I personally dislike the term “debunking” since it seems to have a negative connotation. Instead I prefer the wordier (but I believe more accurate) “seeking natural explanations for suspected ‘paranormal’ activity.” I think this is one of the most important “helps” a group can provide clients. A legitimate paranormal group should be well-versed in indentifying “normal” things which can mimic the “paranormal,” for example high EMF, faulty plumbing, poor or aging construction and so forth. An important function of a legitimate group involves educating a client on these types of things which at first glance appear “mysterious,” but actually have perfectly natural causes.

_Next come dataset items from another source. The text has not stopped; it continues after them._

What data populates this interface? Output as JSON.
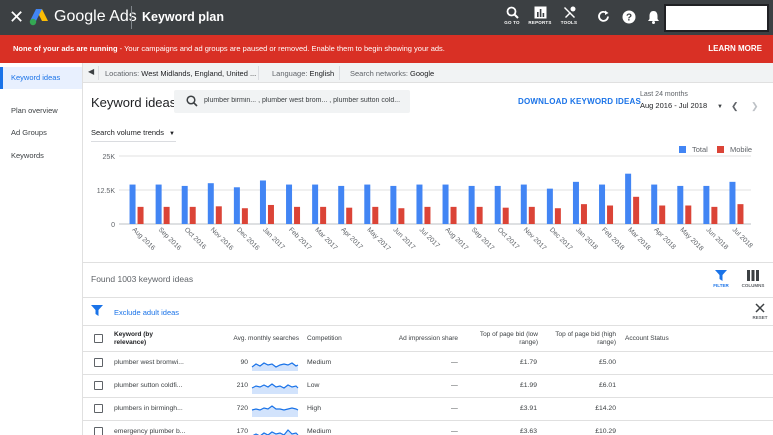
{
  "app": {
    "brand": "Google Ads",
    "page_title": "Keyword plan",
    "tools": [
      {
        "label": "GO TO",
        "icon": "search-icon"
      },
      {
        "label": "REPORTS",
        "icon": "bar-chart-icon"
      },
      {
        "label": "TOOLS",
        "icon": "wrench-icon"
      }
    ]
  },
  "banner": {
    "bold": "None of your ads are running",
    "text": " - Your campaigns and ad groups are paused or removed. Enable them to begin showing your ads.",
    "action": "LEARN MORE"
  },
  "sidebar": {
    "items": [
      {
        "label": "Keyword ideas",
        "active": true
      },
      {
        "label": "Plan overview",
        "active": false
      },
      {
        "label": "Ad Groups",
        "active": false
      },
      {
        "label": "Keywords",
        "active": false
      }
    ]
  },
  "filters": {
    "location_label": "Locations:",
    "location_value": "West Midlands, England, United ...",
    "language_label": "Language:",
    "language_value": "English",
    "network_label": "Search networks:",
    "network_value": "Google"
  },
  "main": {
    "title": "Keyword ideas",
    "search_text": "plumber birmin... , plumber west brom... , plumber sutton cold...",
    "download_label": "DOWNLOAD KEYWORD IDEAS",
    "date_label": "Last 24 months",
    "date_value": "Aug 2016 - Jul 2018",
    "trends_label": "Search volume trends",
    "found_text": "Found 1003 keyword ideas",
    "filter_label": "FILTER",
    "columns_label": "COLUMNS",
    "exclude_label": "Exclude adult ideas",
    "reset_label": "RESET"
  },
  "colors": {
    "total": "#4285f4",
    "mobile": "#db4437",
    "accent": "#1a73e8",
    "banner": "#d93025"
  },
  "chart_data": {
    "type": "bar",
    "categories": [
      "Aug 2016",
      "Sep 2016",
      "Oct 2016",
      "Nov 2016",
      "Dec 2016",
      "Jan 2017",
      "Feb 2017",
      "Mar 2017",
      "Apr 2017",
      "May 2017",
      "Jun 2017",
      "Jul 2017",
      "Aug 2017",
      "Sep 2017",
      "Oct 2017",
      "Nov 2017",
      "Dec 2017",
      "Jan 2018",
      "Feb 2018",
      "Mar 2018",
      "Apr 2018",
      "May 2018",
      "Jun 2018",
      "Jul 2018"
    ],
    "series": [
      {
        "name": "Total",
        "values": [
          14500,
          14500,
          14000,
          15000,
          13500,
          16000,
          14500,
          14500,
          14000,
          14500,
          14000,
          14500,
          14500,
          14000,
          14000,
          14500,
          13000,
          15500,
          14500,
          18500,
          14500,
          14000,
          14000,
          15500
        ]
      },
      {
        "name": "Mobile",
        "values": [
          6300,
          6300,
          6300,
          6500,
          5800,
          7000,
          6300,
          6300,
          6000,
          6300,
          5800,
          6300,
          6300,
          6300,
          6000,
          6300,
          5800,
          7300,
          6800,
          10000,
          6800,
          6800,
          6300,
          7300
        ]
      }
    ],
    "y_ticks": [
      "25K",
      "12.5K",
      "0"
    ],
    "ylim": [
      0,
      25000
    ],
    "legend_position": "top-right",
    "grid": true
  },
  "table": {
    "headers": {
      "keyword": "Keyword (by relevance)",
      "avg": "Avg. monthly searches",
      "competition": "Competition",
      "impression": "Ad impression share",
      "low_bid": "Top of page bid (low range)",
      "high_bid": "Top of page bid (high range)",
      "status": "Account Status"
    },
    "rows": [
      {
        "keyword": "plumber west bromwi...",
        "avg": "90",
        "competition": "Medium",
        "impression": "—",
        "low": "£1.79",
        "high": "£5.00"
      },
      {
        "keyword": "plumber sutton coldfi...",
        "avg": "210",
        "competition": "Low",
        "impression": "—",
        "low": "£1.99",
        "high": "£6.01"
      },
      {
        "keyword": "plumbers in birmingh...",
        "avg": "720",
        "competition": "High",
        "impression": "—",
        "low": "£3.91",
        "high": "£14.20"
      },
      {
        "keyword": "emergency plumber b...",
        "avg": "170",
        "competition": "Medium",
        "impression": "—",
        "low": "£3.63",
        "high": "£10.29"
      }
    ]
  }
}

The other area of “help” involves support. It’s in this area of “support” where many groups over-sell their ability to “help.” We are dealing with the unknown. The very best we can accomplish is verifying a reported activity has no apparent explanation. However, simply because we don’t find an immediate explanation, doesn’t mean it’s automatically “paranormal.” The best we can do is verify for the client that something without an apparent “natural” explanation is happening. We can reassure the client that he or she isn’t imagining the activity. I believe this is a great service in itself since many times people feel better simply knowing it’s not “all in their head.”

We cannot prove the existence of the paranormal. It bothers me when a certain television program constantly tells people their site is “haunted” (the same show took a much more realistic and cautious approach in its early seasons by claiming only that “unexplained” activity was present). We can document anomalies which point to the possibility of something unexplained happening, however, as mortals, we cannot “prove” existence of the spirit world.

Similarly, we cannot legitimately claim to “cleanse” locations. First, any sort of “cleansing” is a belief-system based activity and not fact. As a belief-system based activity, its success or failure has much more to do with the belief-system of the affected person than with the belief-system of any particular group. Second, if we assume entities in need of “cleansing” are spiritual beings, as mortals in the material world, we are sadly deluding ourselves if we believe we have any sort of power over these entities.

One area of support I rarely see mentioned involves referring people to professional medical assistance. There are numerous medical and psychological conditions which can mimic the paranormal. The Catholic Church refuses to even consider exorcism until a person undergoes a full medical evaluation to eliminate that possibility first. Yet, some groups apparently believe they can handle such things on their own. No amount of “investigation” or “cleansing” will help if there’s an untreated medical condition as the underlying cause. We do no “help” by playing into people’s delusions. Most of us are not medical professionals and we have absolutely no business playing doctor or psychologist, but I believe we do have an obligation to seek this help for those we believe need it.

So there you have it. What help can paranormal groups legitimately offer? They can help clients discover “normal” explanations for apparent “paranormal” activity. They can also offer clients support when activity is discovered with no apparent “normal” explanation. “Cleansings,” “proving” hauntings, even identifying specific “ghosts” I believe all go beyond our legitimate capabilities – at least at the present time.